De beroepsgrond faalt.

15. [appellant] en anderen stellen dat de berekeningen voor de maximale geluidniveaus voor een aantal immissiepunten ten onrechte worden afgerond op hele getallen. Volgens hen zijn de berekeningen daarom niet controleerbaar, terwijl de problemen ter plaatse van de woningen van derden het gevolg van de maximale geluidniveaus zijn.

15.1. In het deskundigenbericht is uiteengezet op welke wijze de afronding van tussenresultaten en beoordelingsgrootheden plaatsvindt. Geconcludeerd wordt dat de afronding in het akoestisch rapport op juiste wijze heeft plaatsvonden. Daarnaast wordt in het deskundigenbericht gesteld dat het model dat is gebruikt voor de maximale geluidniveaus voldoende inzichtelijk is. [appellant] en anderen hebben deze standpunten niet weerlegd, zodat de Afdeling geen aanleiding ziet voor het oordeel dat het akoestisch rapport in zoverre onjuist is.

De beroepsgrond faalt.

16. [appellant] en anderen voeren aan dat in de geluidberekeningen ten onrechte geen straffactor voor het tonale geluid van de achteruitrijdsignalering is toegepast. Zij stellen dat vergunningvoorschrift 6.7 slechts bepaalt dat de achteruitrijdsignalering van de shovel wordt vervangen, maar dat het akoestisch rapport tevens uitgaat van vervanging van de achteruitrijdsignalering van de kraan en de terreinwagen. Voorts stellen [appellant] en anderen dat is miskend dat de vrachtwagens die containers halen en brengen een tonale achteruitrijdsignalering zullen hebben, zodat daarmee ten onrechte geen rekening is gehouden.
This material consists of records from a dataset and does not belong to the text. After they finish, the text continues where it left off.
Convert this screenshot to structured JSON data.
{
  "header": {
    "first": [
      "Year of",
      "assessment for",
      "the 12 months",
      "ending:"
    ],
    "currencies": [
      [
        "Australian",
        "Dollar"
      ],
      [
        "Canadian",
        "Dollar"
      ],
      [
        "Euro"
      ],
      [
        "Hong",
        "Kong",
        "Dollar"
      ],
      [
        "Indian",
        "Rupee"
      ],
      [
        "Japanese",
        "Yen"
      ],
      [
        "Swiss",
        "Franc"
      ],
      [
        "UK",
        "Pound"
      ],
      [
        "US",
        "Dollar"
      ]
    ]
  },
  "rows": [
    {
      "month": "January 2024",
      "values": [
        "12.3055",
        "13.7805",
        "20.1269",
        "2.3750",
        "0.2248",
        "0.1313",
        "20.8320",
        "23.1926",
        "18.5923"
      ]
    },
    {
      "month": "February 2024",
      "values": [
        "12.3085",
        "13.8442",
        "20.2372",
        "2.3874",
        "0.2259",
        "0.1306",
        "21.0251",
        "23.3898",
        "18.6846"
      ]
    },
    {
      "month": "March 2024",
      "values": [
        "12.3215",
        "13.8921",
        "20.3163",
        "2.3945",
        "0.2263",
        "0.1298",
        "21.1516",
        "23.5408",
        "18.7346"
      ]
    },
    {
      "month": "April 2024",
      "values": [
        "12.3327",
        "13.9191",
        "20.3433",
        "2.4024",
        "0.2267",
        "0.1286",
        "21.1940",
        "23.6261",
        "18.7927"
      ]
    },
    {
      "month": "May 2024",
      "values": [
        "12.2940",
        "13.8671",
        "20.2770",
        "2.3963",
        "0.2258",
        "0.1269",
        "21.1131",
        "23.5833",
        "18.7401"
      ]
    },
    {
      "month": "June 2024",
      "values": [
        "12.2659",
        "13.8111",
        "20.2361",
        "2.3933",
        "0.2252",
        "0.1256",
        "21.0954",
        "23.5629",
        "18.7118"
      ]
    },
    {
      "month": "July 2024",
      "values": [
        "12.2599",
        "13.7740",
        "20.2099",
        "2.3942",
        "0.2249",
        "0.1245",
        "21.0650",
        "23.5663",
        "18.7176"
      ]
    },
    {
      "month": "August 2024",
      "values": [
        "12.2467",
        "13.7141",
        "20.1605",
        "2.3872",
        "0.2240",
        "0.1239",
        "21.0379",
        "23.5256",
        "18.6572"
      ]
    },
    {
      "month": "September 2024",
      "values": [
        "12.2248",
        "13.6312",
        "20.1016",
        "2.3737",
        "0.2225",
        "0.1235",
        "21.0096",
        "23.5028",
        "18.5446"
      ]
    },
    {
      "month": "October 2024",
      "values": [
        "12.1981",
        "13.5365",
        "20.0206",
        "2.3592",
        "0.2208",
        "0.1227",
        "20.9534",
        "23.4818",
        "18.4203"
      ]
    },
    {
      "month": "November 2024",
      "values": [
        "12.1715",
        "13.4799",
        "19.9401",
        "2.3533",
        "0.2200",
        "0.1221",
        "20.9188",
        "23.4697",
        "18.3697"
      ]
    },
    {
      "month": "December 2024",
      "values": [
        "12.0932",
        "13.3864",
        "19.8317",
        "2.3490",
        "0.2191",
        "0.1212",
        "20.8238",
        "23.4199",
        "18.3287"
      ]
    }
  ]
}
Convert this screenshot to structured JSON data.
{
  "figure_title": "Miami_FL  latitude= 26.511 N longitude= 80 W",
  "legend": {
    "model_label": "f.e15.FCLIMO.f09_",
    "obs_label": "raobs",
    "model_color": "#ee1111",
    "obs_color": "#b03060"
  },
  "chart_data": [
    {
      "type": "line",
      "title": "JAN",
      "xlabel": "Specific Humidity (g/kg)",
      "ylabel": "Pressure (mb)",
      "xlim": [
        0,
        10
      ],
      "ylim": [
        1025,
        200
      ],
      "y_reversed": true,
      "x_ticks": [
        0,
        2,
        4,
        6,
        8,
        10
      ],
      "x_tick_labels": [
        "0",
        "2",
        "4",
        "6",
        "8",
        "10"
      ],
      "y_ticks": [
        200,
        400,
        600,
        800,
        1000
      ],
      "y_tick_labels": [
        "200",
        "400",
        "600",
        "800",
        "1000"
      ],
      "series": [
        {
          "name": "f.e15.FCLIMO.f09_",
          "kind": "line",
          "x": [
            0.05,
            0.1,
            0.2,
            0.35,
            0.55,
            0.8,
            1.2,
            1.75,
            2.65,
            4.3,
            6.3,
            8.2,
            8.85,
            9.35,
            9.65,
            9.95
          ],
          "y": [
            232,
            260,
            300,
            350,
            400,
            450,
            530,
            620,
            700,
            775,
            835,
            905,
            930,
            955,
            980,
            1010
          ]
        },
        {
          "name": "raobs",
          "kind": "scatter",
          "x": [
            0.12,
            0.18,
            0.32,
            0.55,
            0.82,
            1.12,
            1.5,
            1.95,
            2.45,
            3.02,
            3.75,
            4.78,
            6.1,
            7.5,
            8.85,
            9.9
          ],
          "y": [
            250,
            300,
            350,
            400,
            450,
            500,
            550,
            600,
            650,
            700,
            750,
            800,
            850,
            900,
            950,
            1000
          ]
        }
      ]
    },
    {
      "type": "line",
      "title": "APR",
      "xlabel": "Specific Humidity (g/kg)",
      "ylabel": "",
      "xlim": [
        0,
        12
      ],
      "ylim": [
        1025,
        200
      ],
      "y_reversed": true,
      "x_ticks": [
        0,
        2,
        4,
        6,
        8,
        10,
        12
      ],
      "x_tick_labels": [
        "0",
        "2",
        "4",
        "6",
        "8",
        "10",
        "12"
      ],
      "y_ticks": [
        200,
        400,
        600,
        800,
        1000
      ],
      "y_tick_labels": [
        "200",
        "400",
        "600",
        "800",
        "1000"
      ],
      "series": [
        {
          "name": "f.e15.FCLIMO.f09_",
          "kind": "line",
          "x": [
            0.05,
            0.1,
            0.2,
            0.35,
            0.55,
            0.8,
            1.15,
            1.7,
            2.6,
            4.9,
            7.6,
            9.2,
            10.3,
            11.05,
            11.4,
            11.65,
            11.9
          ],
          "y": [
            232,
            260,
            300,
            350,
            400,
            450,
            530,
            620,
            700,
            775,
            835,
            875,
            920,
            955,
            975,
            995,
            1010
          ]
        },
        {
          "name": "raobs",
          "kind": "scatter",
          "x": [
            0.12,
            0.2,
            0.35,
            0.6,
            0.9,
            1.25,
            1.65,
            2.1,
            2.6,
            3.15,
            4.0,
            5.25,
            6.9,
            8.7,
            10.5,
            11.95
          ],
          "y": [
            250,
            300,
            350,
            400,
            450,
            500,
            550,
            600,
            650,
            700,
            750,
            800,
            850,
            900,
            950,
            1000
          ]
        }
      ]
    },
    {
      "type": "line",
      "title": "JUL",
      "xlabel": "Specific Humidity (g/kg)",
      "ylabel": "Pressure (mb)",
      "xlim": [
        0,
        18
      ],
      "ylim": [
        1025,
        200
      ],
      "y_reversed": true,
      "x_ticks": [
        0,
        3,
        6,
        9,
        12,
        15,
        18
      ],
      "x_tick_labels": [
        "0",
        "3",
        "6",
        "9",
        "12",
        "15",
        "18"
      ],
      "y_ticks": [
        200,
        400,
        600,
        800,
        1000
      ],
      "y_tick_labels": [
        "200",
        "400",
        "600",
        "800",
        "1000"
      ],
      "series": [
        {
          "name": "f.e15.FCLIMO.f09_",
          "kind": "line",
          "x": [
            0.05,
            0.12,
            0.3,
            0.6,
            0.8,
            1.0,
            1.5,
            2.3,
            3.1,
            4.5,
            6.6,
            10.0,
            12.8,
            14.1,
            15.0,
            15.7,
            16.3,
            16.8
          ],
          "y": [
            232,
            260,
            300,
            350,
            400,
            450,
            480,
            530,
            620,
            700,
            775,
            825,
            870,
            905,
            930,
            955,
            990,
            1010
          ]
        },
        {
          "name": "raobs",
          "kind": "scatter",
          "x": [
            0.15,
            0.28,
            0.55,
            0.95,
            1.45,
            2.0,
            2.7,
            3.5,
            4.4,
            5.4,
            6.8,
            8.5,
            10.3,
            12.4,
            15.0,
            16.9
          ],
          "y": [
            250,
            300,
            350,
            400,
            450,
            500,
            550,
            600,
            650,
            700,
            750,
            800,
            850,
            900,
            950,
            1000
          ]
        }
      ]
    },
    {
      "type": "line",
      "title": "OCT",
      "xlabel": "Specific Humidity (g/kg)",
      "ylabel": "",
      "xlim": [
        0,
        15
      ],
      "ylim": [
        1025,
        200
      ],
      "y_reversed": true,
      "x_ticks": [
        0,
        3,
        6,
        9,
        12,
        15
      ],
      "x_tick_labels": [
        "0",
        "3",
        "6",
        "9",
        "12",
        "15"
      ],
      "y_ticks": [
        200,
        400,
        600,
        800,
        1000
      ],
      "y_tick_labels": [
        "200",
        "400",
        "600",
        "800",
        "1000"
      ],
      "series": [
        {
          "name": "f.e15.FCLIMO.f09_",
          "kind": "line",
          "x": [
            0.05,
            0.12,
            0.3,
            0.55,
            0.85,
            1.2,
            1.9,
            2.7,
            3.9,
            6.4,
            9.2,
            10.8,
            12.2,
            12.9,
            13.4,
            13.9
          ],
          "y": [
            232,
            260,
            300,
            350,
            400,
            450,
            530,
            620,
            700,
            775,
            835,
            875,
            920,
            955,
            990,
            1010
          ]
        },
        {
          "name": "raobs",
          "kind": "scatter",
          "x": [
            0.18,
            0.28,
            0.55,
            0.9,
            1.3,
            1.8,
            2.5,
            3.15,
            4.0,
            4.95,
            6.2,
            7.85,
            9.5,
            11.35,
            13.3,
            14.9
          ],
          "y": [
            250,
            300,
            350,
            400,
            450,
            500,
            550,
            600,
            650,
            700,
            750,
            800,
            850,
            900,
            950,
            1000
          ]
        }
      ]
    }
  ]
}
16.1. In paragraaf 2.2 van het akoestisch rapport staat dat de tonale achteruitrijdsignalering op de shovel, de kraan en de terreinwagen wordt vervangen door een achteruitrijdsignalering die een breedbandige ruis maakt bij het achteruitrijden. Dit rapport maakt deel uit van de bij het bestreden besluit verleende vergunning. Ingevolge vergunningvoorschrift 6.7 dient de akoestische achteruitrijdsignalering van de shovel binnen drie maanden na het in werking treden van de vergunning te zijn vervangen. Anders dan voor de shovel is voor de vervanging van de achteruitrijdsignalering van de kraan en de terreinwagen geen termijn gesteld, zodat hieraan moet worden voldaan zodra de vergunning in werking is getreden. Volgens het deskundigenbericht heeft vergunninghoudster tijdens het locatiebezoek te kennen gegeven dat de achteruitrijdsignalering van de kraan en de terreinwagen reeds is vervangen. Dit heeft vergunninghoudster in haar zienswijze op het deskundigenbericht bevestigd.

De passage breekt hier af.